O L A Y L A R                          :

  • Genel Başkanlık’tan ayrılış ve Abant Toplantıları

Şüpheli Süleyman SOYLU; 6 Ocak 2008’de Selim Sırrı Tarcan Spor Salonu’nda düzenlenen Demokrat Parti4. Olağanüstü Kongre’sinde genel başkanlık yarışına, eski Başbakan Tansu Çiller’in desteğini alarak girmiştir. Çiller’in desteğio dönem köşe yazılarına ve gazete haberlerine de yansımıştır(EK-1). Çiller, Başbakanlığı döneminde 15 Temmuz darbe girişiminin ardından kapatılacak olan ve kamuoyunda FETÖ’nün bankası olarak bilinen BankAsya’nın açılışını gerçekleştirmiş, başbakanlığı boyunca yine FETÖ’nün eğitim kurumlarından olan İzmir Yamanlar Koleji’nde ve Başbakanlık Resmi Konutu’nda FETÖ elebaşısı Fethullah Gülen ile defalarca görüşmüş, bu görüşmelerde Gülen’in bazı taleplerini yerine getirdiği ve bazı yasa değişiklikleri için Gülen’in desteğini istediği, Çiller’in basın müşaviri Mehmet Bican tarafından Hürriyet gazetesine 22 Şubat 2016 tarihinde verilen röportajda dile getirilmiştir(EK-2).

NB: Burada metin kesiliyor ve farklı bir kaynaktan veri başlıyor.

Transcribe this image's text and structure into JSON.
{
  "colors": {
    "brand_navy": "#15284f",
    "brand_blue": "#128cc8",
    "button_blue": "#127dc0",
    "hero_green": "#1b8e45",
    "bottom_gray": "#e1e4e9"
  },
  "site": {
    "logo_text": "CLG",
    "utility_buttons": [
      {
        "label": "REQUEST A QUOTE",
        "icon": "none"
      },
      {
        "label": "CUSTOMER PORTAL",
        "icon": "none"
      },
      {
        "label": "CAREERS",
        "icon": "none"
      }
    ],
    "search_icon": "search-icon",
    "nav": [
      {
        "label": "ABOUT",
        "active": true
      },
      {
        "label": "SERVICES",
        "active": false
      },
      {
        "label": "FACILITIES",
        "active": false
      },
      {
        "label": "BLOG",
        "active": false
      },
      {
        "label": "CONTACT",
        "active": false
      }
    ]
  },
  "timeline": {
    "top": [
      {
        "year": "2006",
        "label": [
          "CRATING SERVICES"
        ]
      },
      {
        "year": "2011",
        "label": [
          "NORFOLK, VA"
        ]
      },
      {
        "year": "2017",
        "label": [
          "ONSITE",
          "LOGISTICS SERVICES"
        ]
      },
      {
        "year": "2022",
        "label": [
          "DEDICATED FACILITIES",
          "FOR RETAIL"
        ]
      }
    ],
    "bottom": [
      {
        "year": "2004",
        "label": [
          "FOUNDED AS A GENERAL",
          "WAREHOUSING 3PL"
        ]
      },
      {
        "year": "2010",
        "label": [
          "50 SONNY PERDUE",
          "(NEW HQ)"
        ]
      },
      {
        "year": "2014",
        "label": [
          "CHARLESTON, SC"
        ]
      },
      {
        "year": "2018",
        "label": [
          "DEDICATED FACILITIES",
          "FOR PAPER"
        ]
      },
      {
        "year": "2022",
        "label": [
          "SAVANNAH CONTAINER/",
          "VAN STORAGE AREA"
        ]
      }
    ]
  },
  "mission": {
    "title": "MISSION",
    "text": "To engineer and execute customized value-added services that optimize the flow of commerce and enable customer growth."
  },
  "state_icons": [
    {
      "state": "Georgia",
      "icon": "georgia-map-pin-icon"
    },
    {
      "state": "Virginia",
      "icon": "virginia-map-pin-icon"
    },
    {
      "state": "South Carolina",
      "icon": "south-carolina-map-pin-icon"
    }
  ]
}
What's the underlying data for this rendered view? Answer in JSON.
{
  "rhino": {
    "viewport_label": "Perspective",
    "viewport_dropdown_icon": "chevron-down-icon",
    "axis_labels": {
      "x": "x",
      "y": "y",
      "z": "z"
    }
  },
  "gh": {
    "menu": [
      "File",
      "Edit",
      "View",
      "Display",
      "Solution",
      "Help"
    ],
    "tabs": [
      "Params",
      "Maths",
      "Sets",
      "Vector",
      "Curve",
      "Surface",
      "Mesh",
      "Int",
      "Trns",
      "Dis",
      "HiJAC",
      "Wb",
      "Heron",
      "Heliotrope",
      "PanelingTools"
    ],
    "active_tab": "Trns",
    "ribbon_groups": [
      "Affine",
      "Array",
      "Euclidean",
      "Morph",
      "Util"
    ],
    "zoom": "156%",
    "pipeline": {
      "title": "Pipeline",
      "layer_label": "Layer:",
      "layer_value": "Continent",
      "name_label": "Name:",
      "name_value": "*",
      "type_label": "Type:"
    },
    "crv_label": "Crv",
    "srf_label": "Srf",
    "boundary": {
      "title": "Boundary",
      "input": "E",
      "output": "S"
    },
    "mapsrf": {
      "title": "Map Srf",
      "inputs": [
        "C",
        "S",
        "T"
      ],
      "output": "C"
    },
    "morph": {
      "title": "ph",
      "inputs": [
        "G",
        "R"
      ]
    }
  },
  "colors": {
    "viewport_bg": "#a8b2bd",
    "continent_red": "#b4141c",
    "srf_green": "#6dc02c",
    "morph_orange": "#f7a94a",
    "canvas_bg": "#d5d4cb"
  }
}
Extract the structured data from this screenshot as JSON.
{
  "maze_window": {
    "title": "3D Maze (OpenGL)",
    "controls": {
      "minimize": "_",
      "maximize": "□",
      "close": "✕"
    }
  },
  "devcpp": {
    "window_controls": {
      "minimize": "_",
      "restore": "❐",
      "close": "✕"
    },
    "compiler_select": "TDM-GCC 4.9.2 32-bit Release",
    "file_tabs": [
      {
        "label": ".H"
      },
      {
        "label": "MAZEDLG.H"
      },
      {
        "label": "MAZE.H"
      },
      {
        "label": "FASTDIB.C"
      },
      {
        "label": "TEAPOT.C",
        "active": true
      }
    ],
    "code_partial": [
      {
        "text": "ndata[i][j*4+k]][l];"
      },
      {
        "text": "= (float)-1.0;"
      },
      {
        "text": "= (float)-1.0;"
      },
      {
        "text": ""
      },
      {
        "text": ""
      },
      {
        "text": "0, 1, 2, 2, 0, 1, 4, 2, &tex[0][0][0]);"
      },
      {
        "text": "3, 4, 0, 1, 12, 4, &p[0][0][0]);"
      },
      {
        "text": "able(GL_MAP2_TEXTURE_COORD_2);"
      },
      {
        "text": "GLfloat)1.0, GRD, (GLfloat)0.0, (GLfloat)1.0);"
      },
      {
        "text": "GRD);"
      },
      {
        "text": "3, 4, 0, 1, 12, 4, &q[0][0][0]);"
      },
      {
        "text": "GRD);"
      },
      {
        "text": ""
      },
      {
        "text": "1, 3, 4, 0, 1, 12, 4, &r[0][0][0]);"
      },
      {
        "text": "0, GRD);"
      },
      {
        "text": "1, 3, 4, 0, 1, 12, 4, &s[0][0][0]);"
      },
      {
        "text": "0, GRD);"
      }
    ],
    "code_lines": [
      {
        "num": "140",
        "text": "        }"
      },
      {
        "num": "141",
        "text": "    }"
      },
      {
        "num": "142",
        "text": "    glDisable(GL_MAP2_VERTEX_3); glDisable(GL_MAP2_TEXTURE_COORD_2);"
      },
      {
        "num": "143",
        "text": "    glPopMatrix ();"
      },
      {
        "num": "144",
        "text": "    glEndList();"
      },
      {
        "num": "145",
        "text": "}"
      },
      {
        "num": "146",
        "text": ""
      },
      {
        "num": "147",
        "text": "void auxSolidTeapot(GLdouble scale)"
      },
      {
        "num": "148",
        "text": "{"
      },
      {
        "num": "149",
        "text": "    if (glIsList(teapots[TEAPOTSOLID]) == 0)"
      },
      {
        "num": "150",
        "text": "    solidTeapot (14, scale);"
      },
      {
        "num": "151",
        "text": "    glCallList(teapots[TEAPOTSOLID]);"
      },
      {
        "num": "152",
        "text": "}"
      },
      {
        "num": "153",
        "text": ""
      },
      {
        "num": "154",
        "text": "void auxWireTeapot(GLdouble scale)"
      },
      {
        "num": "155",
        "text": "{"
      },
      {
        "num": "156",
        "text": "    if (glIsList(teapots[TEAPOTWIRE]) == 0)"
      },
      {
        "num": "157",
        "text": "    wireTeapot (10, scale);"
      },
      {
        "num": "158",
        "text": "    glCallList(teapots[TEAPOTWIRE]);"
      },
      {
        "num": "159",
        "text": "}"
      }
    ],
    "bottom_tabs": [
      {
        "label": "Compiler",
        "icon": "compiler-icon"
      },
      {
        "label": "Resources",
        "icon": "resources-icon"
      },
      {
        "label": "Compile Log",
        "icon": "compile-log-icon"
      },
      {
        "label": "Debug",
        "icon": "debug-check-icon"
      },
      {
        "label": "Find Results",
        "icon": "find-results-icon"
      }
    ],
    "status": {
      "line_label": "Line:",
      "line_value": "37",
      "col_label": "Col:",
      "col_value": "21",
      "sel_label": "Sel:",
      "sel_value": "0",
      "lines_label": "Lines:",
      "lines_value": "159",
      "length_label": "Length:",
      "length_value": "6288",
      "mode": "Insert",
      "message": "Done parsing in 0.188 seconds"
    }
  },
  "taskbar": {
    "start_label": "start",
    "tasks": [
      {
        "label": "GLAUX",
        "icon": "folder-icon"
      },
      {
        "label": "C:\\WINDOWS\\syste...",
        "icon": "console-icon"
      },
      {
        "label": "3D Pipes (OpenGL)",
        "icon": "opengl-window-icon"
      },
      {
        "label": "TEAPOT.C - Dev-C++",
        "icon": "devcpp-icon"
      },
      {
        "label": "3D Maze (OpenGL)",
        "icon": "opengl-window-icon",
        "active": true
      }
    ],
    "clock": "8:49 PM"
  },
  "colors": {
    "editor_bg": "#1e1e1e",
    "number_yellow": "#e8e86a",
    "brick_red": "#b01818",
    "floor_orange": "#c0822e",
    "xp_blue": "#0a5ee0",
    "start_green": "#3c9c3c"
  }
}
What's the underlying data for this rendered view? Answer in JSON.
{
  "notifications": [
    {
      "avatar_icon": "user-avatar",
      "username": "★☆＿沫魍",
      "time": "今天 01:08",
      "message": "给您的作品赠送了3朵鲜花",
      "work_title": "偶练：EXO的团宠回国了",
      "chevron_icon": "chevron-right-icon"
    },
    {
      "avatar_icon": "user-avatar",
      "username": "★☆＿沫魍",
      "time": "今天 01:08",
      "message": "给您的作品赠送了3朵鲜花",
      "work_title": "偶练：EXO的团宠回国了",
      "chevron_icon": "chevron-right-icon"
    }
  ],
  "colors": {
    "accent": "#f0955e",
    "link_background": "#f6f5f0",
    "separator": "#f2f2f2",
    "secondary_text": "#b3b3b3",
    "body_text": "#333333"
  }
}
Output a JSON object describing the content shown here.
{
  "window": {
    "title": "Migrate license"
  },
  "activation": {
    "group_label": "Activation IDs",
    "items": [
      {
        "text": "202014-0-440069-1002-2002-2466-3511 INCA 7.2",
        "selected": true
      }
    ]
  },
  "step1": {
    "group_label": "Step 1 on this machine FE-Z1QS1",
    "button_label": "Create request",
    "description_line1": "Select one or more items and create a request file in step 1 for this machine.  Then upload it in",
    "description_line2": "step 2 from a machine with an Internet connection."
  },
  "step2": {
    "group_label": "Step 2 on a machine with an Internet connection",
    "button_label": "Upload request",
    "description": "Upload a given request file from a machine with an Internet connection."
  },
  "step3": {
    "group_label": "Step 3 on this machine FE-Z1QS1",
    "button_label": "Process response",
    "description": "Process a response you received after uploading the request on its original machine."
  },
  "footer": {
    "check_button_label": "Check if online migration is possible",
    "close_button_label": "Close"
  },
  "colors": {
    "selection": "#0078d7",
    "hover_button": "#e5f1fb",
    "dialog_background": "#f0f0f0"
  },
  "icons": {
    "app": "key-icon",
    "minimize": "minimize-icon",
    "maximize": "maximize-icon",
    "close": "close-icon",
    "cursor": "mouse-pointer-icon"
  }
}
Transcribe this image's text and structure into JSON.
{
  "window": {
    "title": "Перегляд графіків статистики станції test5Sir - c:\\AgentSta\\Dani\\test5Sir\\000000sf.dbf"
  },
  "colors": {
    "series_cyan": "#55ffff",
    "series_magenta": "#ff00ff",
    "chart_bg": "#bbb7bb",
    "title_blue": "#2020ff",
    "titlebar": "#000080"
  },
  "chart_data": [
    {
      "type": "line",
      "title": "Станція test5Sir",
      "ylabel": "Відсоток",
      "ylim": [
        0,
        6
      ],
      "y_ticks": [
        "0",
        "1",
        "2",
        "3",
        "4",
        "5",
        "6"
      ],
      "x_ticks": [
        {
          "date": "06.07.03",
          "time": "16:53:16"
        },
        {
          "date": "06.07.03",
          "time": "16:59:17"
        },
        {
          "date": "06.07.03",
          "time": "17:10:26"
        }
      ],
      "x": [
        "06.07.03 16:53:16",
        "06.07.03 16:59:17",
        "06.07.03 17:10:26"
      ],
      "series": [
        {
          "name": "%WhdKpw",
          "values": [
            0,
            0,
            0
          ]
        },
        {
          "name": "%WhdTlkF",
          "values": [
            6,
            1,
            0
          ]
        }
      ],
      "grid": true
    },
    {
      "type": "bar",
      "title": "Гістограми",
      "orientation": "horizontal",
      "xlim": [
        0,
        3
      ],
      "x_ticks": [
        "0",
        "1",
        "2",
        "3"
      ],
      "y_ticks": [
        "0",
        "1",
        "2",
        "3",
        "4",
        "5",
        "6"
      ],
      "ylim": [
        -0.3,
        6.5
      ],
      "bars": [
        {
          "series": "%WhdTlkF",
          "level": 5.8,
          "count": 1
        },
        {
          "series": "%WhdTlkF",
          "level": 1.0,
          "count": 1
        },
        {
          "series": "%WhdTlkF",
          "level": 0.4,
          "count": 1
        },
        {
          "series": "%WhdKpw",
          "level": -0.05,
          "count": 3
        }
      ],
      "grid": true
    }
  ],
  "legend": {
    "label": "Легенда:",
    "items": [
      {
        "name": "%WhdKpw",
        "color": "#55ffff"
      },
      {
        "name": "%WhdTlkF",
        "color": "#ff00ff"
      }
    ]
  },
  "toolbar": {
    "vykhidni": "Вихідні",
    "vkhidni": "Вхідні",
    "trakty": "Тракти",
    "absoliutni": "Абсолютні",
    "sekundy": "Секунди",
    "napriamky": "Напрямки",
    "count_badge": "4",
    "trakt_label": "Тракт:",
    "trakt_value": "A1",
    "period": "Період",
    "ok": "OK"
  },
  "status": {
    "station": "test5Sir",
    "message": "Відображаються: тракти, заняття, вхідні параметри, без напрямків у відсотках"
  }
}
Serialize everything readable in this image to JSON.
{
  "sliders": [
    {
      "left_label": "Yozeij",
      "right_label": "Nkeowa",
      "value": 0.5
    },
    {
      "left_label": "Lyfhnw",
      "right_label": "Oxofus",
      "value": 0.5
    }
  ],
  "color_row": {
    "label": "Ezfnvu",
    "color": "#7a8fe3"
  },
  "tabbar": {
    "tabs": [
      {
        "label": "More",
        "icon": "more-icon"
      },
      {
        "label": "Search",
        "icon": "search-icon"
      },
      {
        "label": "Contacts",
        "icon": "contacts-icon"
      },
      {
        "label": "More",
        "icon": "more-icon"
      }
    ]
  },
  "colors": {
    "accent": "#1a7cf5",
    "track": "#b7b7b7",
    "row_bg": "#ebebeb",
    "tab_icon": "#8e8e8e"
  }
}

Henüz nihai hali kamuoyuyla paylaşılmamış olsa da 15 Temmuz darbe girişiminin ardından TBMM’de kurulan Araştırma Komisyonu’nun taslak raporunda “Özal’ın beklenmedik ölümü üzerine Süleyman Demirel’in Çankaya’ya çıkması, DYP’nin ve hükümetin başına Tansu Çiller’in gelmesiyle birlikte Fethullah Gülen cemaati DYP içinde önemli mevziler ve mevkiler elde etmiştir. 1990’lı yıllardaki koalisyon hükümetlerinin oluşturduğu siyasi istikrarsızlık FETÖ’nün hem merkez sağ siyasi partiler içindeki etkinliğini ve liderleri nazarındaki meşruiyetini devam ettirmiştir” ifadeleri yer almıştır. Bu rapora da yansıdığı biçimiyle genel başkanlığı döneminde Gülen cemaatinin partide önemli mevziler kazanmasına neden olan Tansu Çiller’in kongrede Süleyman Soylu’yu desteklemiş olmasını, FETÖ’nün örtülü desteği olarak yorumlamak mümkündür.

Soylu, Ocak 2008’de Tansu Çiller’in desteğini alarak seçildiği Demokrat Parti Genel Başkanlığı görevi boyunca “Beyaz Yürüyüş” adını verdiği etkinliklerle çok sayıda kenti dolaşmış, 29 Mart 2009’da yapılan yerel seçimlerde yüzde 3,84 oy alarak 148 belediye başkanlığı, bin 148 belediye meclis üyeliği ve 45 il genel meclisi üyeliği kazanmıştır. Soylu, 30 Mart 2009 günü, yerel seçimlerden bir gün sonra yaptığı açıklamada, genel başkanlığı bırakma kararını iletirken, Genel İdare Kurulu’nu toplantıya çağıracağını, partinin yetkili kurulları talep etse de genel başkanlığa devam etmeyeceğini ifade etmiştir(EK-3).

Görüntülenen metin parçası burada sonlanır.